De modo geral, o direcionamento dos recursos para investimentos, liberados a partir de reformulações tanto da política de dividendos quanto da política de preços, precisa ser pensado, diz, em três frentes: política energética, política industrial associada à indústria de energia e como isso se articula com o desenvolvimento econômico. O novo posicionamento da empresa requer ainda associar uma ­retomada da perspectiva de autossuficiência em petróleo a um encaminhamento benfeito da transição energética, opinam vários especialistas. “O ideal é que a gestão dos recursos seja feita de forma equilibrada, permitindo, ao mesmo tempo, a expansão dos investimentos e o atendimento às regras do estatuto, no que se refere ao pagamento dos dividendos. A contribuição da Petrobras para o Estado brasileiro ocorrerá com a companhia retomando seus investimentos, principalmente em segmentos que garantam a geração de emprego e que preparem a empresa para a futura transição energética”, ressalta o economista Rodrigo Pimentel Ferreira Leão, diretor-técnico do Ineep e pesquisador da UFRJ. Estudos recentes apontam, segundo Leão, três caminhos utilizados pelas grandes petrolíferas no segmento de renováveis: 1. Disseminação da expertise operacional do setor de exploração e produção offshore e de refino para os segmentos de eólicas e de biorrefinarias. 2. Financiamento para startups com alta intensidade tecnológica em renováveis. 3. Construção de negócios integrados ao setor de renováveis.

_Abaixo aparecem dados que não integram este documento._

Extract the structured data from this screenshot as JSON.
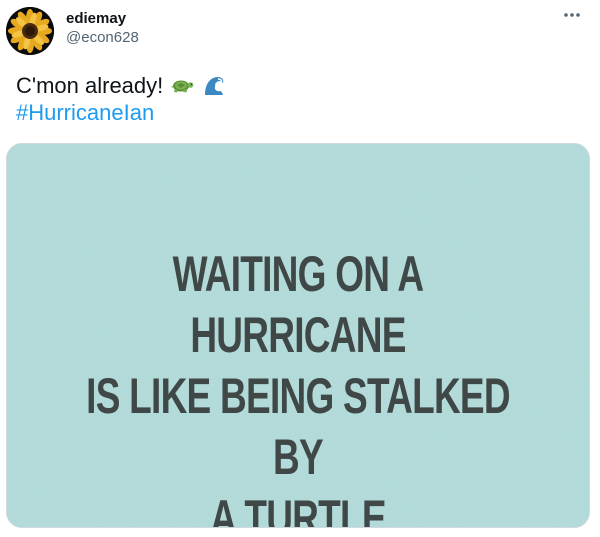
{
  "tweet": {
    "author": {
      "display_name": "ediemay",
      "handle": "@econ628",
      "avatar_icon": "sunflower-icon"
    },
    "more_icon": "more-options-icon",
    "text": "C'mon already!",
    "emojis": [
      "turtle-icon",
      "water-wave-icon"
    ],
    "hashtag": "#HurricaneIan",
    "media": {
      "background_color": "#a9d6d4",
      "text_color": "#3f4847",
      "lines": [
        "WAITING ON A HURRICANE",
        "IS LIKE BEING STALKED BY",
        "A TURTLE"
      ]
    }
  },
  "colors": {
    "text_primary": "#0f1419",
    "text_secondary": "#536471",
    "link": "#1d9bf0"
  }
}
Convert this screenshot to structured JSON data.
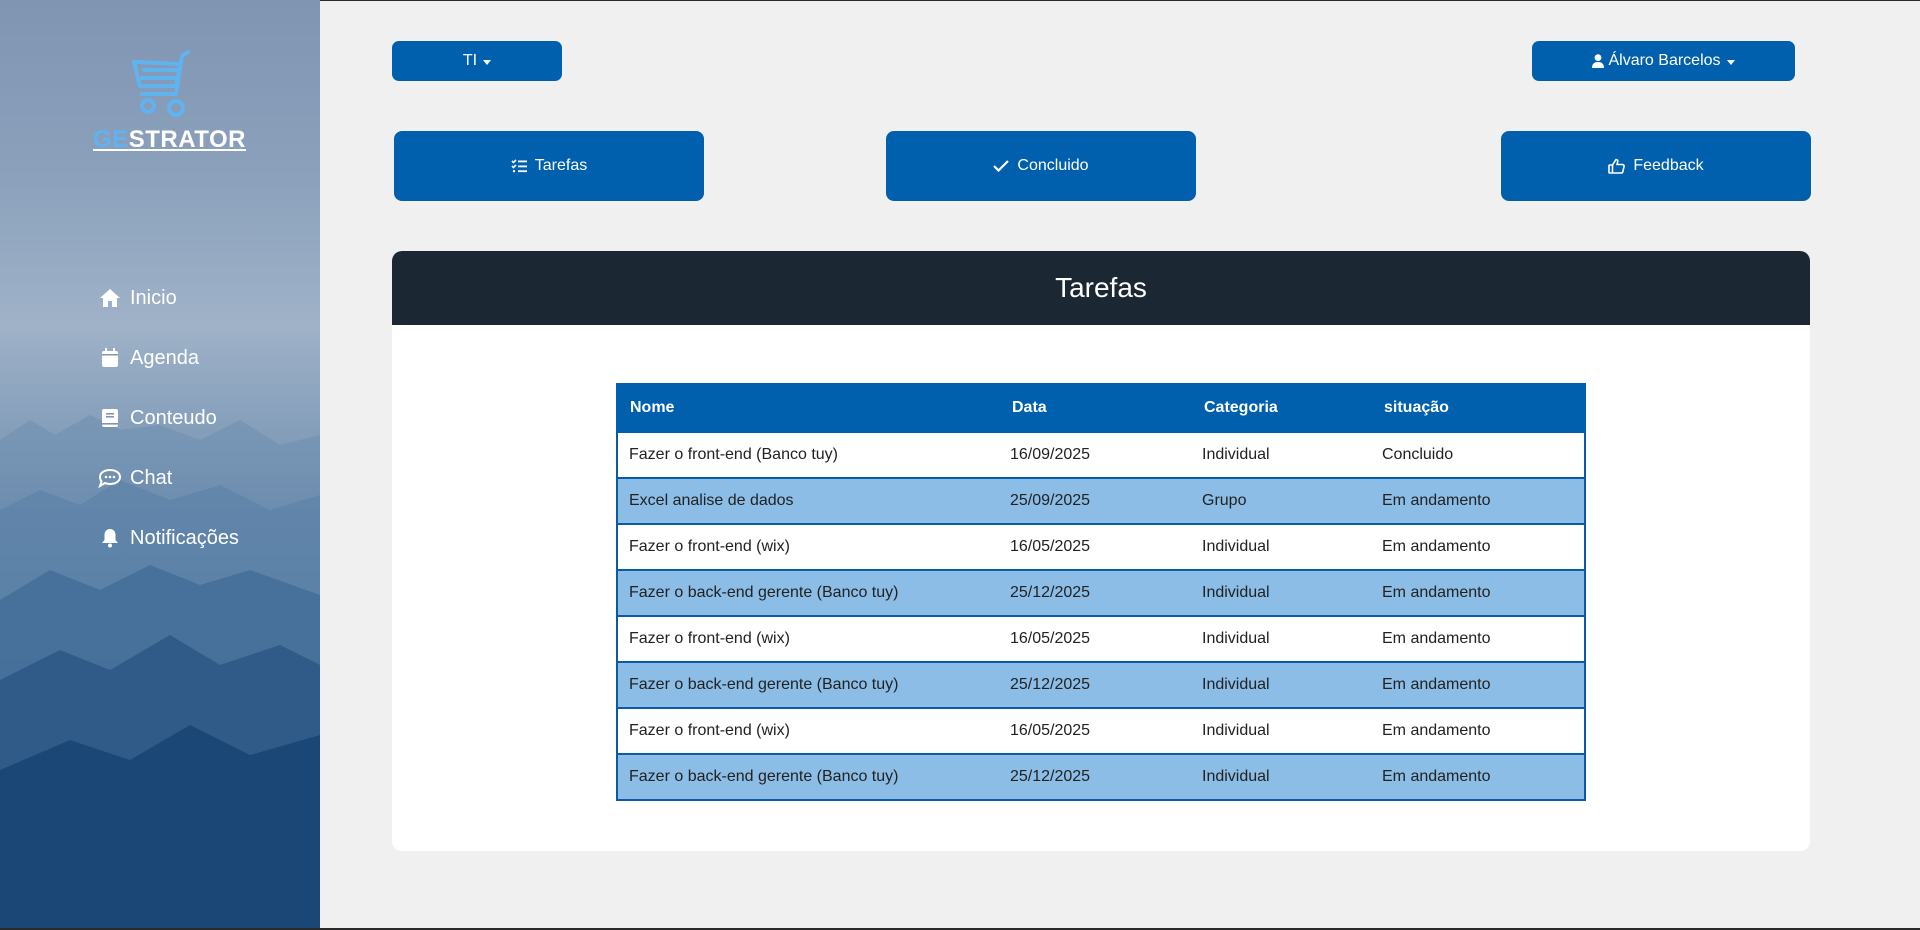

Em que pesem as dificuldades, há espaço para uma retomada. “Existe hoje uma demanda interna significativa de novas plataformas para produção de petróleo. Sem impactar os lucros da companhia, deve-se desenvolver um planejamento que vai envolver o governo federal no treinamento de pessoal, no aprimoramento e na gestão da indústria naval”, afirma Segen Farid Estefen, professor titular de Engenharia Oceânica da Coppe-UFRJ e ex-representante do governo no Conselho de Administração da companhia.

Futuro. A Petrobras, como as concorrentes, tem na tecnologia e nas energias renováveis a oportunidade de transformar o negócio – Imagem: Agência Petrobras e iStockphoto

A Petrobras, entretanto, direciona quase toda a sua demanda para a construção fora do País. “Ocorre que a indústria naval tem uma grande capacidade de geração de empregos, motivo de alguns países desenvolvidos da Ásia, como a Coreia, o Japão e, mais recentemente, a China, darem ênfase à construção e isso tem de ser levado em conta no Brasil também”, ressalta Estefen. Parte dessa produção, diz, pode dar-se fora, mas em grande medida isso deveria ser feito no Brasil. “É o que a gente chama de conteúdo local. E isso não pode provocar alergia em ninguém”, destaca o professor, pois é a forma de todos os países garantirem empregabilidade.

Outro ponto destacado pelo ex-conselheiro da Petrobras é que o último plano estratégico da empresa considerava, “com muita ênfase”, as energias renováveis, a exemplo das usinas eólicas ­offshore, mas isso, nos últimos quatro anos, não fez parte da política da empresa. “A maior parte das grandes petroleiras considera que, na transição energética, a geração eólica offshore pode ser algo muito atrativo para aquelas que têm atividades no mar. Não só para produção de eletricidade, mas para produção de hidrogênio, amônia, de fontes renováveis, ao que se dá o nome de hidrogênio verde e amônia verde. Essa questão, que também exige muitos investimentos, deve ser vista como parte do futuro de uma empresa de petróleo.” •

PUBLICADO NA EDIÇÃO Nº 1234 DE CARTACAPITAL, EM 16 DE NOVEMBRO DE 2022.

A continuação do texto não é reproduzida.